FIELD OF THE INVENTION

[0001] The present invention relates to an image generation system that allows to render two dimensional images from a three dimensional environment.

BACKGROUND OF THE INVENTION

[0002] Visual simulation can be defined as production of a realistic graphical representation for user to interact with a certain environment. One specific case of visual simulation is the production of images from a three dimensional environment which is called scene generation. Scene generators work much like a computer game in which there is a three dimensional synthetic environment and many images are created for the user to view them on the computer monitor. Graphics processors are employed for effective and fast production of these images.

[0003] Scene generators are usually comprised of two main components, namely host device (shortly host) and image generator (shortly generator). Host device is the component that controls the image generator. Image generator is the component that is the workhorse of the scene generator. This component produces the graphical representation of the three dimensional environment in accordance with the commands of the host device.

[0004] Communication between the host and the generator has to be established for correct execution of the system. This can be realized in two ways: implementing the host and the generator as a single computer application or implementing a communication line between the host and the generator via network, shared memory, etc. Then the host can control the generator by accepting input from the user or in an automated fashion.

[0005] However, instead of producing a single image by using a host and a generator, there may be computer applications which require synchronized production of multiple images each different from one another by using a host and a set of generators. In this case, production of the image in a parallel and synchronized fashion poses a technical problem.

[0006] The Canadian patent document no. CA2676050, known in the state of the art, discloses parallel graphics rendering systems, and methods supporting task-based object division.
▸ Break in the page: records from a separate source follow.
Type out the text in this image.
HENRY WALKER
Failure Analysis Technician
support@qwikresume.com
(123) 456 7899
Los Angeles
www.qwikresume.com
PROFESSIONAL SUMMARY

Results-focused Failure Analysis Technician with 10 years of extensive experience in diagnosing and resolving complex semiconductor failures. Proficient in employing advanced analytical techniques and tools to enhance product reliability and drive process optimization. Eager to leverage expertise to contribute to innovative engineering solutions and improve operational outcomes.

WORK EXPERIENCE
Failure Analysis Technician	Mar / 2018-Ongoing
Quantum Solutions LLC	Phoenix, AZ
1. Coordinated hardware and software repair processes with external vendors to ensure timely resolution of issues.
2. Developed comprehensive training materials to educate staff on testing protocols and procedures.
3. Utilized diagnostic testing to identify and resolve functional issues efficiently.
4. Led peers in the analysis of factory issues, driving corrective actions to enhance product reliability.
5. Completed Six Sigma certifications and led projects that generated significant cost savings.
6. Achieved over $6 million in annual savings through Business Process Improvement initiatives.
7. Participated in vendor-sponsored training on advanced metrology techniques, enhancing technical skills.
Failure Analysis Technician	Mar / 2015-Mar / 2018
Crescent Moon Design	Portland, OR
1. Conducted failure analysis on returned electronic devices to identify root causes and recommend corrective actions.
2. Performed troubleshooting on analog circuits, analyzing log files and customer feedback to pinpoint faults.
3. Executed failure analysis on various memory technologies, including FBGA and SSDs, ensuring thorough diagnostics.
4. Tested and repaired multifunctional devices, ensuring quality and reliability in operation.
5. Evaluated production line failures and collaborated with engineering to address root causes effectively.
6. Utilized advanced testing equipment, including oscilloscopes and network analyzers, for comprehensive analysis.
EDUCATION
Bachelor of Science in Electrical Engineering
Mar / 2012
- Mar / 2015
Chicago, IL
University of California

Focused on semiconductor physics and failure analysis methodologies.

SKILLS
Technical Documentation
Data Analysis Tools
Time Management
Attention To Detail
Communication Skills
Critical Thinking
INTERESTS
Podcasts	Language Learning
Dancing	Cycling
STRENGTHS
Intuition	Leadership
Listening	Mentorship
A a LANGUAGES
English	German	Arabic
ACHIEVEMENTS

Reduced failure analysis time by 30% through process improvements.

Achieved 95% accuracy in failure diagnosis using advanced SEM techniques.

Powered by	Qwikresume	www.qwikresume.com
The said patent document includes division of the task of generating a single image into parts and forming the image upon sending these divided parts to different generators.

SUMMARY OF THE INVENTION

[0007] The objective of the present invention is to provide an image generation system that allows rendering two dimensional images from three dimensional environment.

[0008] Another objective of the invention is to provide an image generation system which enables the generators to be operated in a parallel fashion under the control of a single host and to produce images in a synchronized fashion.

[0009] A further objective of the invention is to provide an image generation system which turns the hosts (especially closed source hosts) that do not have the necessary interface for accepting input from outside into hosts that accept input from outside, without changing the internal operation of the host.

[0010] Another objective of the invention is to provide an image generation system in which, during successive image generation, image generation parameters are updated according to the results obtained upon processing of the generated image.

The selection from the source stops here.